A Fault-Tolerant Framework for Asynchronous Iterative Computations in Cloud Environments

作者:Wang, Zhigang*; Gao, Lixin; Gu, Yu; Bao, Yubin; Yu, Ge
来源:IEEE Transactions on Parallel and Distributed Systems, 2018, 29(8): 1678-1692.
DOI:10.1109/TPDS.2018.2808519

摘要

Most graph algorithms are iterative in nature. They can be processed by distributed systems in memory in an efficient asynchronous manner. However, it is challenging to recover from failures in such systems. This is because traditional checkpoint fault-tolerant frameworks incur expensive barrier costs that usually offset the gains brought by asynchronous computations.

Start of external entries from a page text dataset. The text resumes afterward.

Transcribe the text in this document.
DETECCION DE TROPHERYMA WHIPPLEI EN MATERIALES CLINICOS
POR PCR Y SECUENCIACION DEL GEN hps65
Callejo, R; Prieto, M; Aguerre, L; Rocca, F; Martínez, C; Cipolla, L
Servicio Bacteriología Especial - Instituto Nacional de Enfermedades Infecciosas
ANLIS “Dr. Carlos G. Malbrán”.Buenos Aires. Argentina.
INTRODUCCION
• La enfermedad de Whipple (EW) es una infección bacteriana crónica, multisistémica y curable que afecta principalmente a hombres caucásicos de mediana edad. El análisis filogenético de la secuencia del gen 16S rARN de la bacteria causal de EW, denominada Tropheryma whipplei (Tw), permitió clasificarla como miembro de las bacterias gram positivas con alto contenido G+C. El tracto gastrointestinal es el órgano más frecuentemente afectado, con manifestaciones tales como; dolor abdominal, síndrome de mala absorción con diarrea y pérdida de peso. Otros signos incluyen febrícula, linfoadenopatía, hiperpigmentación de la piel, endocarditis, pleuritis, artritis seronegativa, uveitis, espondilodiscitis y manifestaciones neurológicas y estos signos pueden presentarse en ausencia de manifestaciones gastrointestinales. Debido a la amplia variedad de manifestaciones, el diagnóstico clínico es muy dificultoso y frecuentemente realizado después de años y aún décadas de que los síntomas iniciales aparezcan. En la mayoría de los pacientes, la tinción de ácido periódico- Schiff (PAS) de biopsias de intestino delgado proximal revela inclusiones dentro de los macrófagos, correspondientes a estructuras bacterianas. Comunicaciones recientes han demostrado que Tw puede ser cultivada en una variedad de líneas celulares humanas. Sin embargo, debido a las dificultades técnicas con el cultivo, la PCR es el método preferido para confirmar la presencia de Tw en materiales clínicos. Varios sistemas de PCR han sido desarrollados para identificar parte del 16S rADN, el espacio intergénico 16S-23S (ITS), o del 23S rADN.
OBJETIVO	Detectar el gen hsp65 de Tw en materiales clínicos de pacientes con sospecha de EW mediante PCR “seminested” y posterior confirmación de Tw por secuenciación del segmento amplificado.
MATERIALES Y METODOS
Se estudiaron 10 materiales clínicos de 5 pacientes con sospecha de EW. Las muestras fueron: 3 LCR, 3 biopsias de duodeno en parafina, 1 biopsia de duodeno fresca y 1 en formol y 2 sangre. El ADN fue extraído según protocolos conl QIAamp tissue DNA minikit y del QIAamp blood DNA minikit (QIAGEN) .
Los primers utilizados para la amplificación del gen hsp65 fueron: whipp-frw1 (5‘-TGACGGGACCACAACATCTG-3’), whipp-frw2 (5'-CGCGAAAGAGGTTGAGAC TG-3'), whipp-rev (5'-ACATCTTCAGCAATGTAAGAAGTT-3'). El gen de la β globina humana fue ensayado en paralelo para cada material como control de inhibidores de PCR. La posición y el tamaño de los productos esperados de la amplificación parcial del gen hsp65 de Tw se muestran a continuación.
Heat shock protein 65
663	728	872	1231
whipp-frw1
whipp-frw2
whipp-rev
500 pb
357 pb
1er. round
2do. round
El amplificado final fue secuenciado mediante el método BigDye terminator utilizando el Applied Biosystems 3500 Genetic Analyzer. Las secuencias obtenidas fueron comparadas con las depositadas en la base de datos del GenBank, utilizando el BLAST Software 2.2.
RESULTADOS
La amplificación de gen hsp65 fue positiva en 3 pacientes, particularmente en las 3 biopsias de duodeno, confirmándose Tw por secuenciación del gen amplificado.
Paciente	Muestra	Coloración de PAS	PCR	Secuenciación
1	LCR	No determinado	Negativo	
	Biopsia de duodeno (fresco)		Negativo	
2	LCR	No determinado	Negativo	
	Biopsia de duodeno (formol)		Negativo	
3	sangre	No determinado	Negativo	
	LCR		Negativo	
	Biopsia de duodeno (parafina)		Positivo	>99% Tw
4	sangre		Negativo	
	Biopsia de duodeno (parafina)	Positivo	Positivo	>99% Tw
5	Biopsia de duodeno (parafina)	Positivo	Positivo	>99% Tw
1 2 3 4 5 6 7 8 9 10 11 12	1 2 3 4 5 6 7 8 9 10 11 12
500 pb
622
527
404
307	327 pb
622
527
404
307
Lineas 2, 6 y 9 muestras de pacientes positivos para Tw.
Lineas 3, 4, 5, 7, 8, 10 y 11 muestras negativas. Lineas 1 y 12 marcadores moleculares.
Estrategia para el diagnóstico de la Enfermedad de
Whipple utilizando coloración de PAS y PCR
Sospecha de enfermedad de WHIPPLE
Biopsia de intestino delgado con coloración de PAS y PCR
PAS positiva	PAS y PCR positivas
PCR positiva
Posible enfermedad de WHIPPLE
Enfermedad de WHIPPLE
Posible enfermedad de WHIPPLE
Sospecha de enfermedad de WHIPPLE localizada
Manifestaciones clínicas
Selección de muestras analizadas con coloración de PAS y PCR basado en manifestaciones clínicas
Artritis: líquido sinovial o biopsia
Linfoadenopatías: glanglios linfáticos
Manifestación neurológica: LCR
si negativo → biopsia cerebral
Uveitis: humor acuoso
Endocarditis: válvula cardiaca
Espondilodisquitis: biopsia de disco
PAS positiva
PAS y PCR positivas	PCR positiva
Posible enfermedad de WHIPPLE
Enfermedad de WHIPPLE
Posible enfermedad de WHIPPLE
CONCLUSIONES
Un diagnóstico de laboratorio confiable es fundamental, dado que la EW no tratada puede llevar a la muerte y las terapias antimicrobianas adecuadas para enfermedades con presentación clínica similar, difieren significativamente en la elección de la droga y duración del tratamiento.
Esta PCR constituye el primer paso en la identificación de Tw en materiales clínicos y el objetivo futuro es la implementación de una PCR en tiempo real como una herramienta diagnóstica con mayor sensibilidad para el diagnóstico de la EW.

Worse, surviving data are rolled back, leading to costly re-computations. This paper first proposes to leverage surviving data for failure recovery in an asynchronous system. Our framework guarantees the correctness of algorithms and avoids rolling back surviving data. Additionally, a novel asynchronous checkpointing solution is introduced to accelerate recovery at the price of nearly zero overheads. Some optimization strategies like message pruning, non-blocking recovery and load balancing are also designed to further boost the performance. We have conducted extensive experiments to show the effectiveness of our proposals using real-world graphs.